When I ran back from Suan Isco, who was going on about her charm, and the impossibility of any one being scalped who wore it, I found Mr. Gundry in a genial mood. He never made himself uneasy about any trifles. He always had a very pure and lofty faith in the ways of Providence, and having lost his only son Elijah, he was sure that he never could lose Firm. He had taken his glass of hot whiskey and water, which always made him temperate; and if he felt any of his troubles deeply, he dwelt on them now from a high point of view.
“I may ‘a said a little too much, my dear, about the badness of mankind,” he observed, with his pipe lying comfortably on his breast; “all sayings of that sort is apt to go too far. I ought to have made more allowance for the times, which gets into a ticklish state, when a old man is put about with them. Never you pay no heed whatever to any harsh words I may have used.
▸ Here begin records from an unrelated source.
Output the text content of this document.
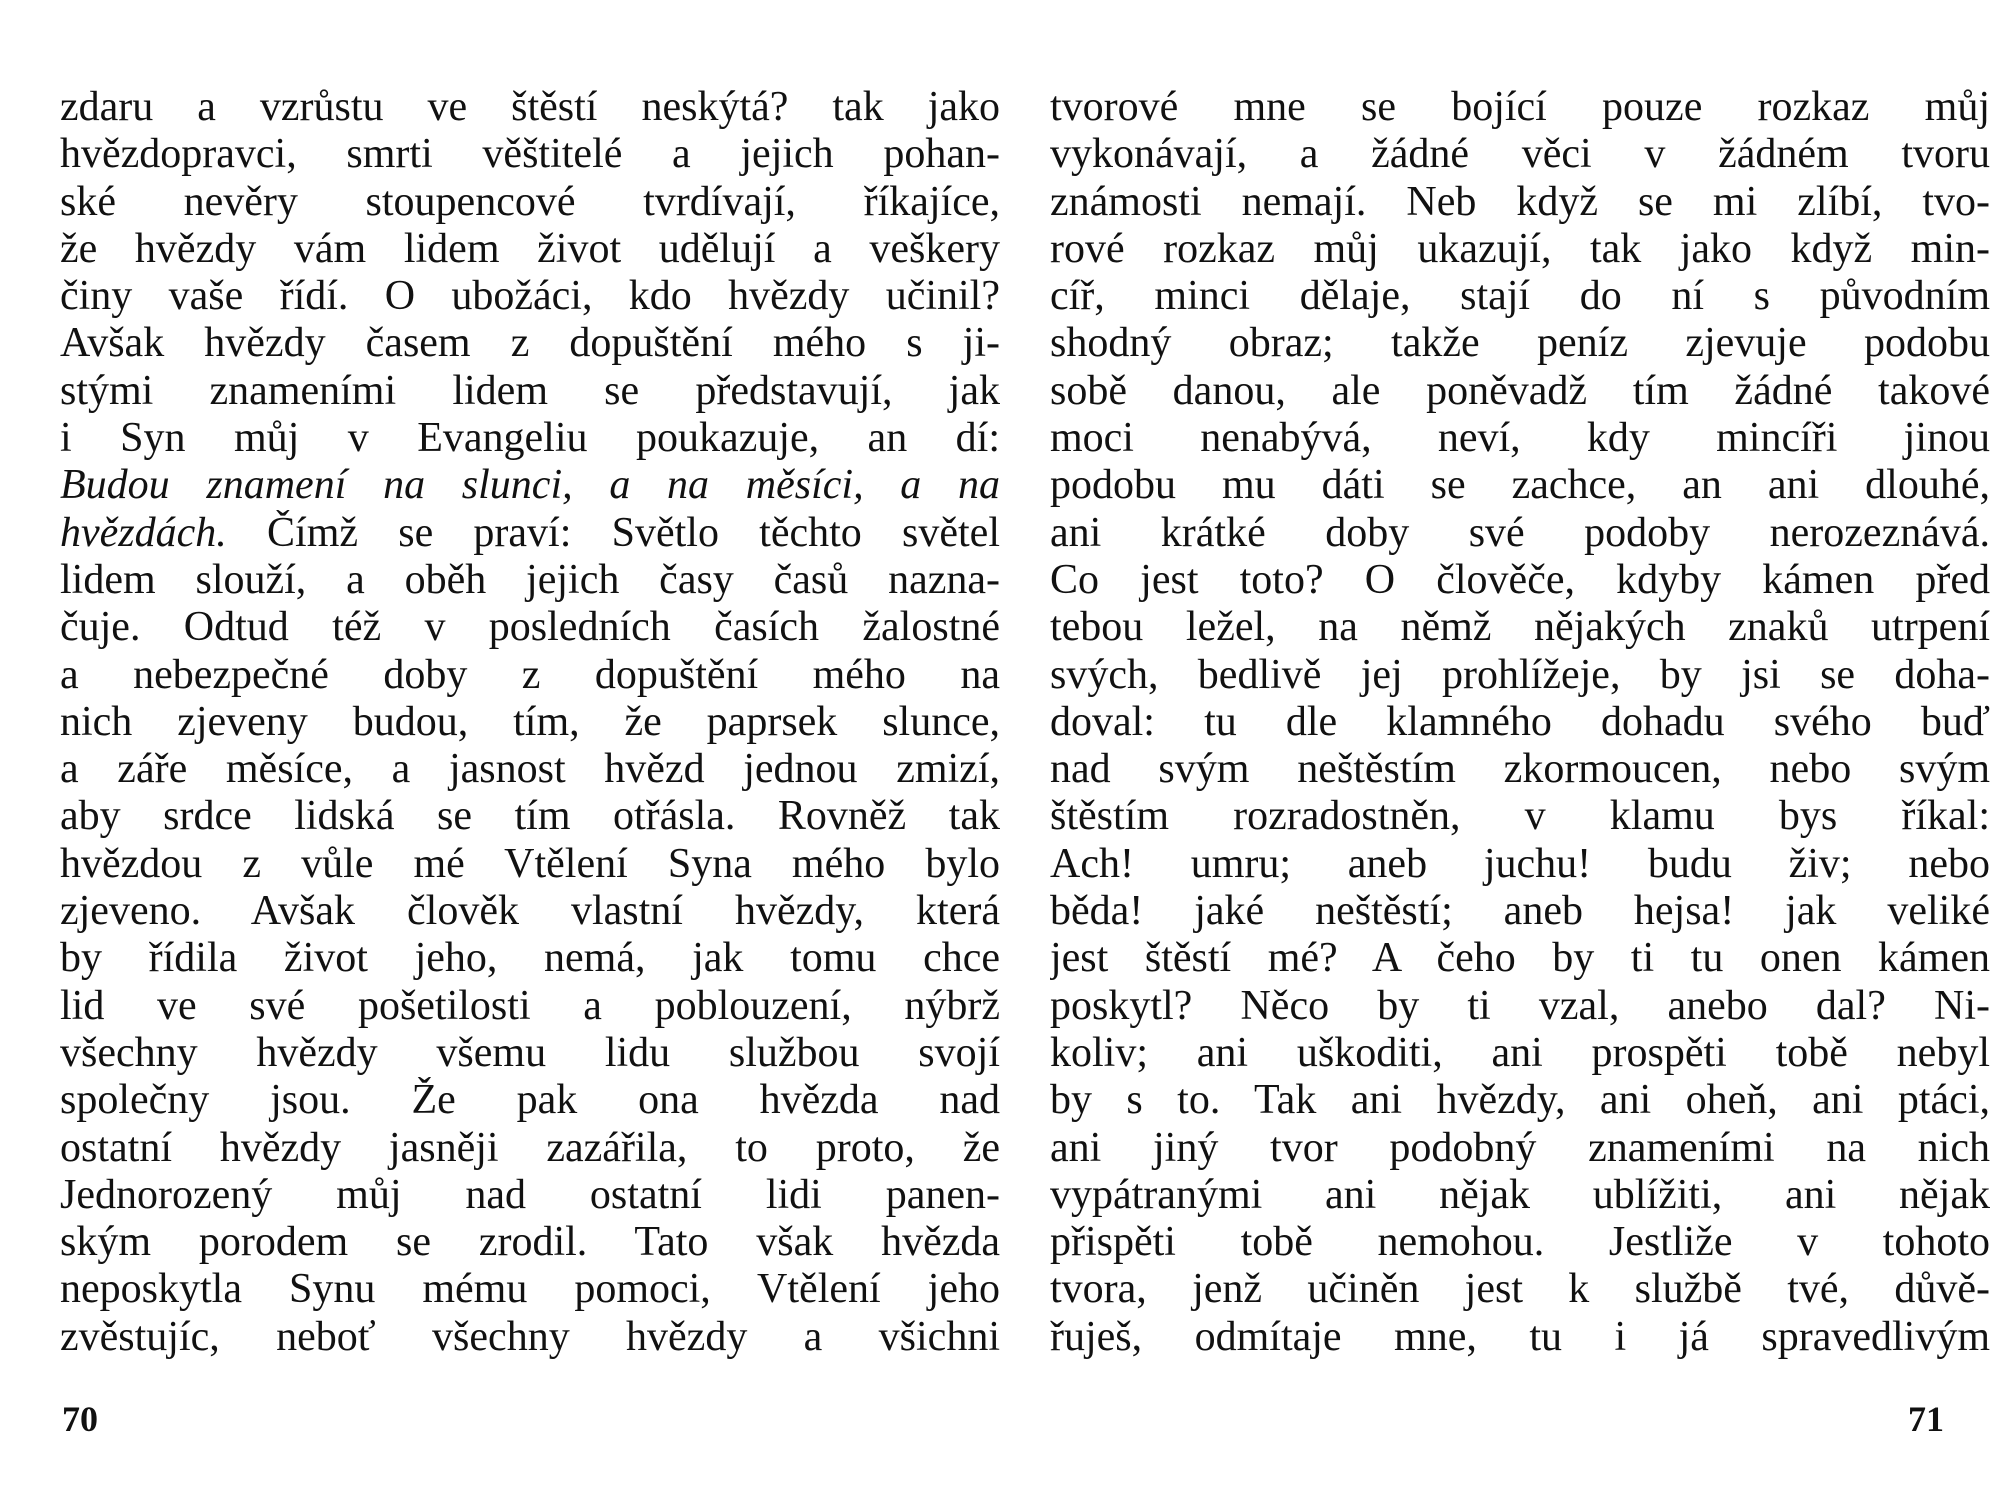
zdaru a vzrůstu ve štěstí neskýtá? tak jako
hvězdopravci, smrti věštitelé a jejich pohan-
ské nevěry stoupencové tvrdívají, říkajíce,
že hvězdy vám lidem život udělují a veškery
činy vaše řídí. O ubožáci, kdo hvězdy učinil?
Avšak hvězdy časem z dopuštění mého s ji-
stými znameními lidem se představují, jak
i Syn můj v Evangeliu poukazuje, an dí:
Budou znamení na slunci, a na měsíci, a na
hvězdách. Čímž se praví: Světlo těchto světel
lidem slouží, a oběh jejich časy časů nazna-
čuje. Odtud též v posledních časích žalostné
a nebezpečné doby z dopuštění mého na
nich zjeveny budou, tím, že paprsek slunce,
a záře měsíce, a jasnost hvězd jednou zmizí,
aby srdce lidská se tím otřásla. Rovněž tak
hvězdou z vůle mé Vtělení Syna mého bylo
zjeveno. Avšak člověk vlastní hvězdy, která
by řídila život jeho, nemá, jak tomu chce
lid ve své pošetilosti a poblouzení, nýbrž
všechny hvězdy všemu lidu službou svojí
společny jsou. Že pak ona hvězda nad
ostatní hvězdy jasněji zazářila, to proto, že
Jednorozený můj nad ostatní lidi panen-
ským porodem se zrodil. Tato však hvězda
neposkytla Synu mému pomoci, Vtělení jeho
zvěstujíc, neboť všechny hvězdy a všichni
tvorové mne se bojící pouze rozkaz můj
vykonávají, a žádné věci v žádném tvoru
známosti nemají. Neb když se mi zlíbí, tvo-
rové rozkaz můj ukazují, tak jako když min-
cíř, minci dělaje, stají do ní s původním
shodný obraz; takže peníz zjevuje podobu
sobě danou, ale poněvadž tím žádné takové
moci nenabývá, neví, kdy mincíři jinou
podobu mu dáti se zachce, an ani dlouhé,
ani krátké doby své podoby nerozeznává.
Co jest toto? O člověče, kdyby kámen před
tebou ležel, na němž nějakých znaků utrpení
svých, bedlivě jej prohlížeje, by jsi se doha-
doval: tu dle klamného dohadu svého buď
nad svým neštěstím zkormoucen, nebo svým
štěstím rozradostněn, v klamu bys říkal:
Ach! umru; aneb juchu! budu živ; nebo
běda! jaké neštěstí; aneb hejsa! jak veliké
jest štěstí mé? A čeho by ti tu onen kámen
poskytl? Něco by ti vzal, anebo dal? Ni-
koliv; ani uškoditi, ani prospěti tobě nebyl
by s to. Tak ani hvězdy, ani oheň, ani ptáci,
ani jiný tvor podobný znameními na nich
vypátranými ani nějak ublížiti, ani nějak
přispěti tobě nemohou. Jestliže v tohoto
tvora, jenž učiněn jest k službě tvé, důvě-
řuješ, odmítaje mne, tu i já spravedlivým
70	71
All that is a very bad thing for young folk.”
“But if they treated you badly, Uncle Sam, how can you think that they treated you well?”
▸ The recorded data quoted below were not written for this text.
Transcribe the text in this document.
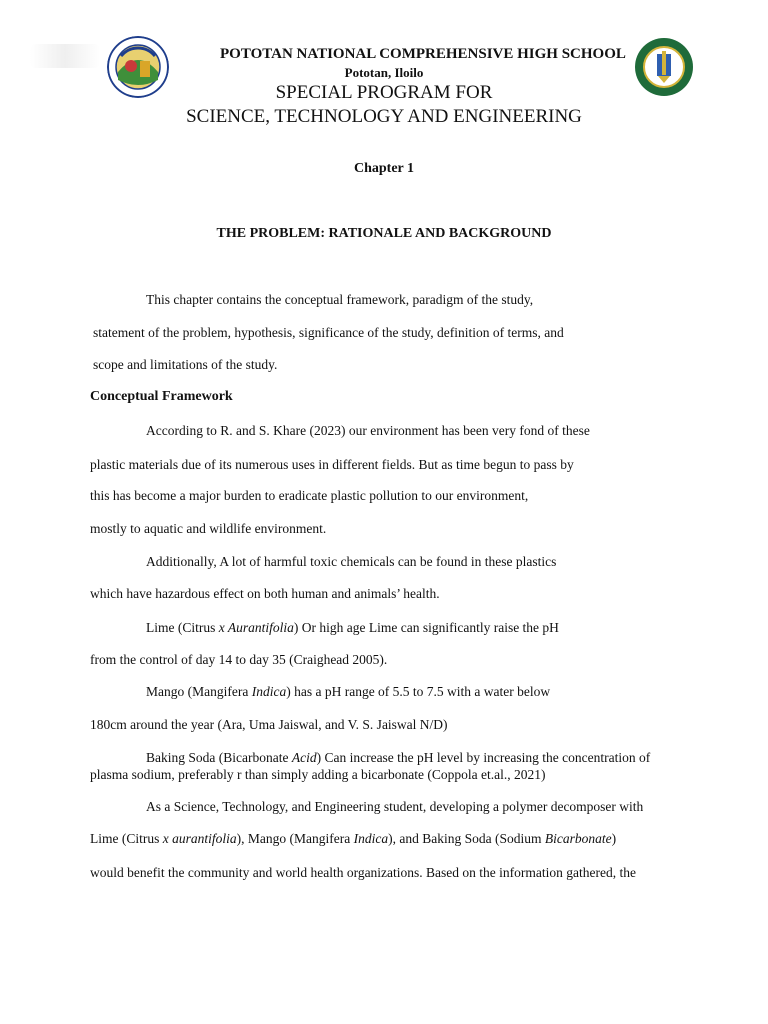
POTOTAN NATIONAL COMPREHENSIVE HIGH SCHOOL
Pototan, Iloilo
SPECIAL PROGRAM FOR
SCIENCE, TECHNOLOGY AND ENGINEERING
Chapter 1
THE PROBLEM: RATIONALE AND BACKGROUND
This chapter contains the conceptual framework, paradigm of the study,
statement of the problem, hypothesis, significance of the study, definition of terms, and
scope and limitations of the study.
Conceptual Framework
According to R. and S. Khare (2023) our environment has been very fond of these
plastic materials due of its numerous uses in different fields. But as time begun to pass by
this has become a major burden to eradicate plastic pollution to our environment,
mostly to aquatic and wildlife environment.
Additionally, A lot of harmful toxic chemicals can be found in these plastics
which have hazardous effect on both human and animals’ health.
Lime (Citrus x Aurantifolia) Or high age Lime can significantly raise the pH
from the control of day 14 to day 35 (Craighead 2005).
Mango (Mangifera Indica) has a pH range of 5.5 to 7.5 with a water below
180cm around the year (Ara, Uma Jaiswal, and V. S. Jaiswal N/D)
Baking Soda (Bicarbonate Acid) Can increase the pH level by increasing the concentration of
plasma sodium, preferably r than simply adding a bicarbonate (Coppola et.al., 2021)
As a Science, Technology, and Engineering student, developing a polymer decomposer with
Lime (Citrus x aurantifolia), Mango (Mangifera Indica), and Baking Soda (Sodium Bicarbonate)
would benefit the community and world health organizations. Based on the information gathered, the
He took some time to consider this, because he was true in all his thoughts; and then he turned off to something else.
“Why, the smashing of the mill may have been a mercy, although in disguise to the present time of sight. It will send up the price of scantlings, and we was getting on too fast with them. By the time we have built up the mill again we shall have more orders than we know how to do with. When I come to reckon of it, to me it appears to be the reasonable thing to feel a lump of grief for the old mill, and then to set to and build a stronger one. Yes, that must be about the right thing to do. And we’ll have all the neighbors in when we lay foundations.”
“But what will be the good of it, Uncle Sam, when the new mill may at any time be washed away again?”
“Never, at any time,” he answered, very firmly, gazing through the door as if he saw the vain endeavor. “That little game can easily be stopped, for about fifty dollars, by opening down the bank toward the old track of the river. The biggest waterspout that ever came down from the mountains could never come anigh the mill, but go right down the valley. It hath been in my mind to do it often, and now that I see the need, I will. Firm and I will begin tomorrow.”
“But where is all the money to come from, Uncle Sam? You said that all your friends had refused to help you.”
“Never mind, my dear. I will help myself. It won’t be the first time, perhaps, in my life.”
“But supposing that I could help you, just some little? Supposing that I had found the biggest lump of gold ever found in all California?”
Mr. Gundry ought to have looked surprised, and I was amazed that he did not; but he took it as quietly as if I had told him that I had just picked up a brass button of his; and I thought that he doubted my knowledge, very likely, even as to what gold was.
“It is gold, Uncle Sam, every bit of it gold—here is a piece of it; just look—and as large, I am sure, as this table. And it may be as deep as this room, for all that one can judge to the contrary. Why, it stopped the big pile from coming to the top, when even you went down the river.”
“Well, now, that explains a thing or two,” said the Sawyer, smiling peacefully, and beginning to think of another pipe, if preparation meant any thing. “Two things have puzzled me about that stump, and, indeed, I might say three things. Why did he take such a time to drive? and why would he never stand up like a man? and why wouldn’t he go away when he ought to?”
“Because he had the best of all reasons, Uncle Sam. He was anchored on his gold, as I have read in French, and he had a good right to be crooked about it, and no power could get him away from it.”